Pre-train a Seq2Seq model for a Quick Vietnamese Input Method by mapping Ascii syllables that missing marke and tones to UTF-8 syllables. E.g. toi noi tieng Viet => tôi nói tiếng Việt

Problem: Most popular Vietnamese input method is Telex, that require additional keypress to create marks and tones for Vietnamese syllable. E.g: tooi => tôi, nois => nói, tieengs => tiếng, Vieetj => Việt. It’s work just fine it you have are using laptop, desktop that have a physical QWERTY keyboard (typing with 8 fingers). But it’s slow and error-prone while using smartphones (virtual keyboard typing with 2 fingers) or featured-phones (using T9 with only 0-9 keys). By using ML to map the minimal Ascii version of syllables to utf-8 with full marks and tone syllables, I hope that we can improve the situation. Beside pre-train the model using big data from pre-defined text corpus, on-the-fly learning / adapting from the document user is typing also help to improve the accuracy since we tend to repeating the same terms, keywords or phrases …

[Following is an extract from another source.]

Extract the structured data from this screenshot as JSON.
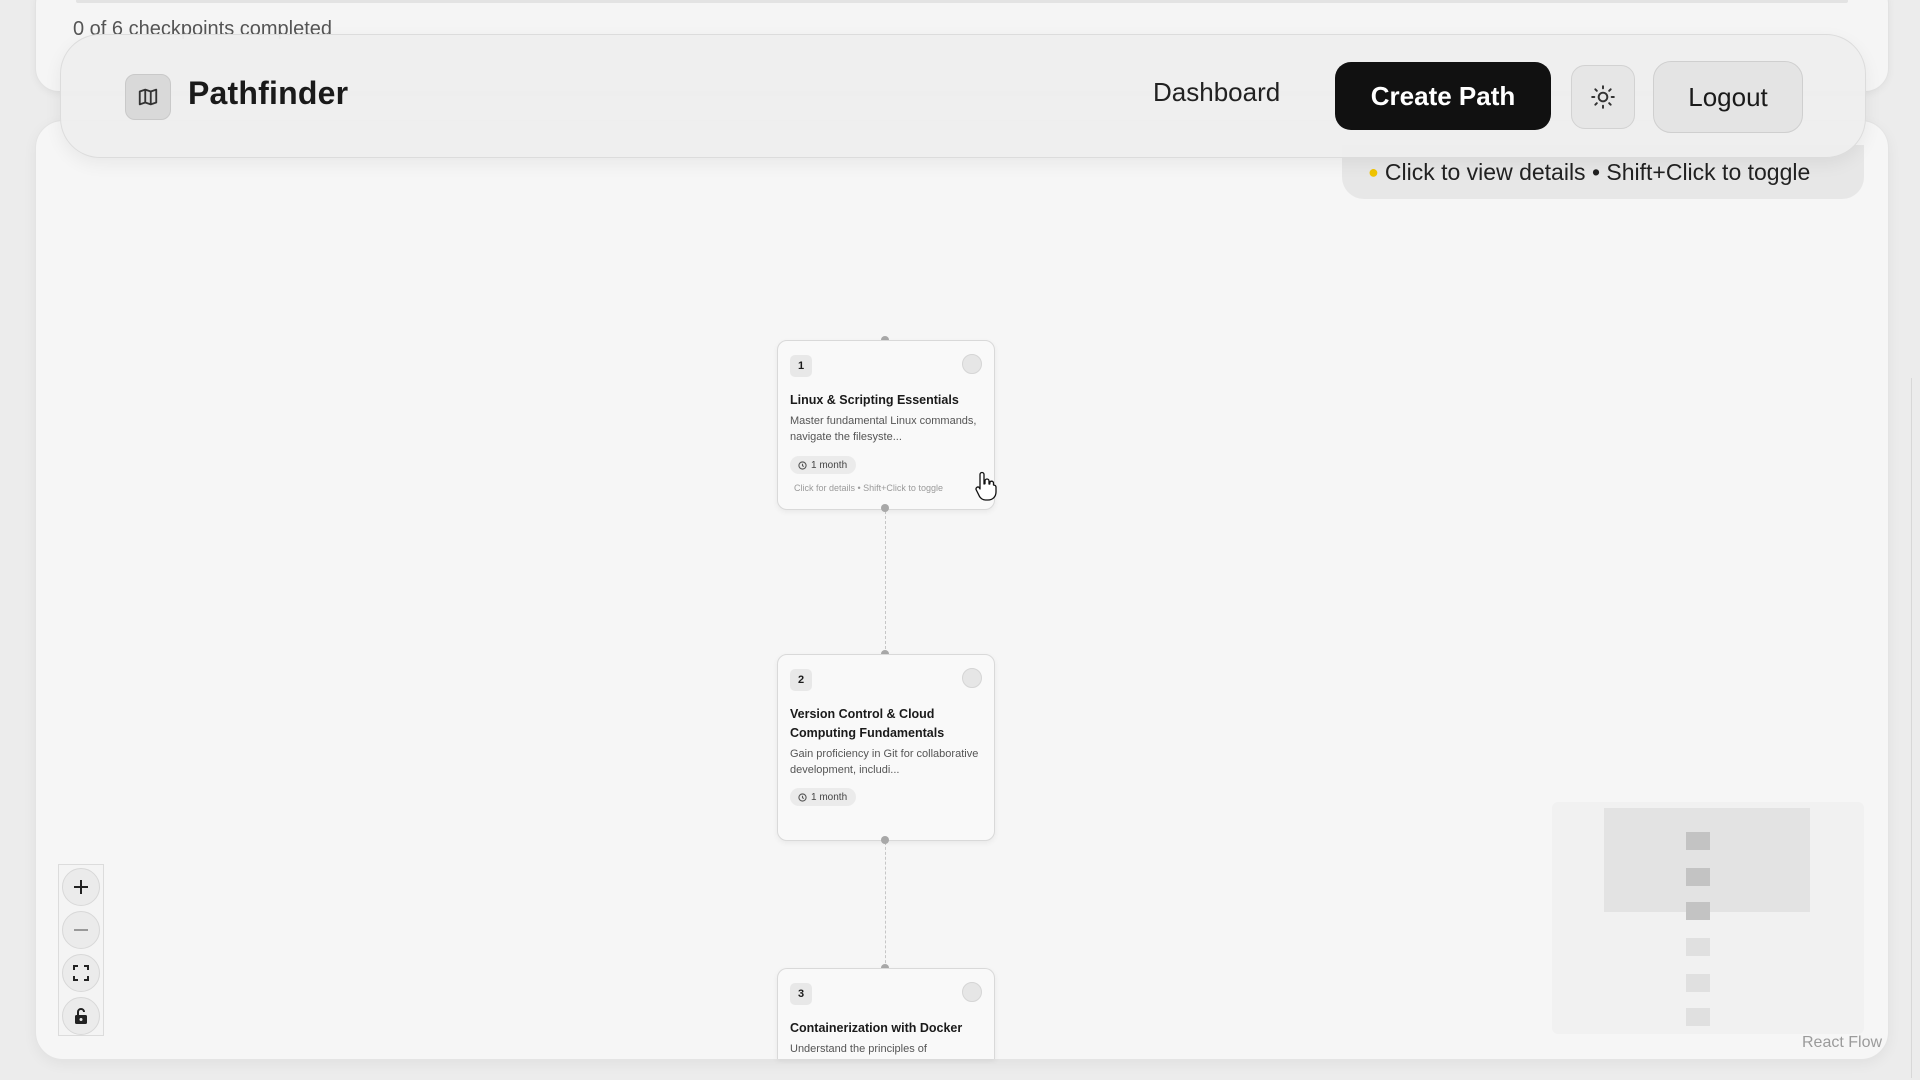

Model: I’m quite new to the field so have no idea which model is best for Vietnamese in general. Please discuss.

Data: GitHub - binhvq/news-corpus: Corpus tiếng việt
around 18.6 GB of internet news/articles crawled from 130 Vietnamese online news websites.

Method: As you see from the example in the project title. We can treat the problem as a sub-problem of spelling correction (deletion only). I guest can follow below project proposal as a foundation for the final solution.